Sotto le grandi volte della fabbrica, accanto ai torpedoni per i grandi servizi di linea, si allestiscono autoveicoli speciali per trasporti particolari. La Scuderia Ferrari partecipa a tutte le grandi corse automobilistiche del mondo vincendo, in otto anni, 124 corse in ogni parte del globo. Gli autofurgoni della Ferrari, realizzati dalla Orlandi, in otto anni percorrono 349.949 chilometri di strada.

Furono gli anni della guerra a segnare una grossa svolta nella Orlandi per due motivi: innanzitutto la fabbrica fu bombardata riportando danni notevoli; in secondo luogo durante il periodo bellico, e più precisamente dal 1939 al 1943, la fabbrica fu mobilitata per la costruzione di veicoli militari. L’8 settembre 1943 lo stabilimento fu requisito dall’aeronautica tedesca così che fino al 1945 la Orlandi fu costretta ad abbandonare qualsiasi realizzazione a carattere di trasporto di persone e dovette impiegarsi per riparare veicoli militari tedeschi.

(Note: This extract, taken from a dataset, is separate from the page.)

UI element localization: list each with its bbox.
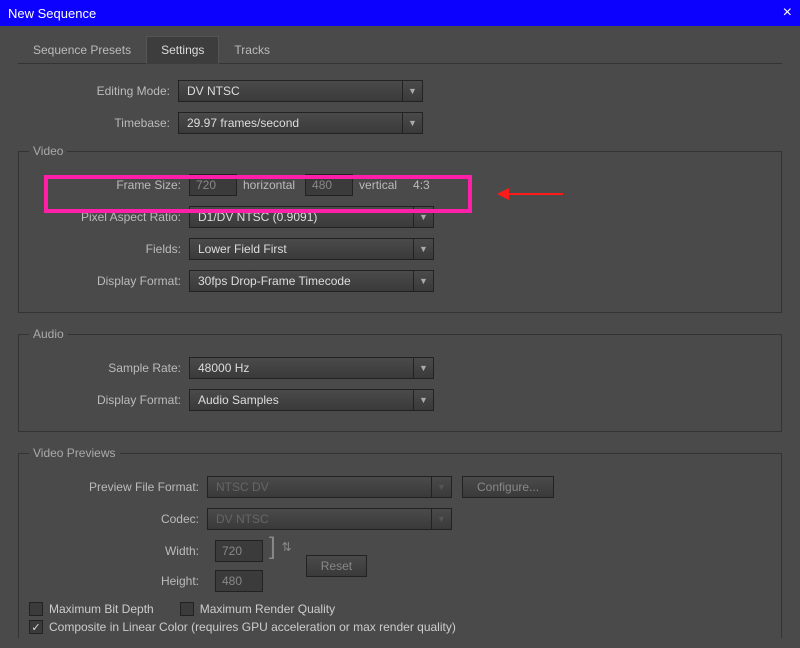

In questi due anni lo stabilimento era sotto il controllo di un commando tedesco. L’officina era in mano ad un caporalmaggiore tedesco. In quel momento non era facile gestire l’officina in quanto all’interno di essa vi erano partigiani che compivano sabotaggi per danneggiare il prodotto tedesco. Fortunatamente la gestione del caporalmaggiore Harnold Shelling fu abbastanza umanitaria, tanto è vero che alla fine della guerra, quando fu preso prigioniero e portato nel campo di concentramento sito nell’area dell’attuale Parco Ferrari, gli operai della Orlandi spesso gli portavano cibo o anche un semplice saluto.

Passato il periodo della guerra, ci fu un boom della domanda di autobus in quanto in un paese che stava ricostruendosi si ripartì ovviamente dal trasporto su strada piuttosto che dal trasporto su rotaia. Gli anni che ne seguirono videro quindi una ripresa molto forte del settore, incentivata anche dal generale rifiorire economico dell’Italia.